So I'm currently building an android app and for the login and registration process, I'm using Firebase. Everything else will be stored in my server/database. My question is, would it be a good practice to use the Firebase UID (a varchar) as my primary key in my own database?
Or would it be better to use auto-increment int as the primary key, and simply store the UID in another column with a unique constraint?
I always thought that it would be a bad practice to use varchar but then again, I see that postgresql has the UUID function which I believe is meant for this exact purpose??
Any thoughts?
CodePudding user response:
The UID is generated by Firebase and not by you (or your database). I would therefore not use it as a primary key in your database.
Also the UUID is not a varchar in postgres. The only real benefit of using an UUID (in my opinion) is that it is unique also outside of your environment. This might be beneficial if you want to share your ids with other applications.
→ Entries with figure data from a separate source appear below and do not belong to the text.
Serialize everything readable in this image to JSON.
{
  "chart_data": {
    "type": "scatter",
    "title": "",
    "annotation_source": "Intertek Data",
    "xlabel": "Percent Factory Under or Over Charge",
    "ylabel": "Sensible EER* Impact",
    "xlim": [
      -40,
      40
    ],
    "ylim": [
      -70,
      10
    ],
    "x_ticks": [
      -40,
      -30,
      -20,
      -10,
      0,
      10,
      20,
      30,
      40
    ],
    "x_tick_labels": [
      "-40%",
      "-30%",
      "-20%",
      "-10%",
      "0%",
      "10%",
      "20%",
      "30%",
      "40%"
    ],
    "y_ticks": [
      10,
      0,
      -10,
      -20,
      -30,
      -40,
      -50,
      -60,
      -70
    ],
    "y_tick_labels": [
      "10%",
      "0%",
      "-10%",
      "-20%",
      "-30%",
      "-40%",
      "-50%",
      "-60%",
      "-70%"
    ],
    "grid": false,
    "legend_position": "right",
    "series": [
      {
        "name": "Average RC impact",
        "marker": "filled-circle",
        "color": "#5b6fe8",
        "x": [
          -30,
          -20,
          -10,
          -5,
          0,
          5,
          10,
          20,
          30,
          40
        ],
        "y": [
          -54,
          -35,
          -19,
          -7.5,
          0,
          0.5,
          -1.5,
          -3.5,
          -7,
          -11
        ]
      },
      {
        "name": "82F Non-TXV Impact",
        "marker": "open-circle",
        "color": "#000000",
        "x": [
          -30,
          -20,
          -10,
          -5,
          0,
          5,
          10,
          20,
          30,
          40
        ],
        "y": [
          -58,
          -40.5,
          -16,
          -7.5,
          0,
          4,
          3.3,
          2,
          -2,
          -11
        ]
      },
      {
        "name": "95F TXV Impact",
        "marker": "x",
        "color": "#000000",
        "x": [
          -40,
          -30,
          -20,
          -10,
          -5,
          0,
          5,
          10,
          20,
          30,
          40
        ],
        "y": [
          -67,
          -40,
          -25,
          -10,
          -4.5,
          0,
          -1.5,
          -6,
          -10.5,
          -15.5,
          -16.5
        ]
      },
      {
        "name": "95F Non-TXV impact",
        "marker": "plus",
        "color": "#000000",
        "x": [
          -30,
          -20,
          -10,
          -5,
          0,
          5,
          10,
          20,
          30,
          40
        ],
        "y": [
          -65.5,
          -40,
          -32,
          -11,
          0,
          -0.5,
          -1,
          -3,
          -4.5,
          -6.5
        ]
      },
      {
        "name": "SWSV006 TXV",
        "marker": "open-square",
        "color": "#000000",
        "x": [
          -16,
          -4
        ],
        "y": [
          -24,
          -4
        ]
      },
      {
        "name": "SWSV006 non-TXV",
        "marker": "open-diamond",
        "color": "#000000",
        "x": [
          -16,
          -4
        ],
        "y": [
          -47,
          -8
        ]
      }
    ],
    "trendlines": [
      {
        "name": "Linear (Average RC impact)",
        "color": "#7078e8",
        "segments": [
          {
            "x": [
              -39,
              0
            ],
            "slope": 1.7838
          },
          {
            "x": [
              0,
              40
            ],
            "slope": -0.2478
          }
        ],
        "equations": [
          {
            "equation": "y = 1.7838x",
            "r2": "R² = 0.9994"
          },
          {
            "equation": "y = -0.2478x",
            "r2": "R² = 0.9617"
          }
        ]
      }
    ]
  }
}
The data type uuid stores Universally Unique Identifiers (UUID) as defined by RFC 4122, ISO/IEC 9834-8:2005, and related standards. (Some systems refer to this data type as a globally unique identifier, or GUID, instead.) This identifier is a 128-bit quantity that is generated by an algorithm chosen to make it very unlikely that the same identifier will be generated by anyone else in the known universe using the same algorithm. Therefore, for distributed systems, these identifiers provide a better uniqueness guarantee than sequence generators, which are only unique within a single database.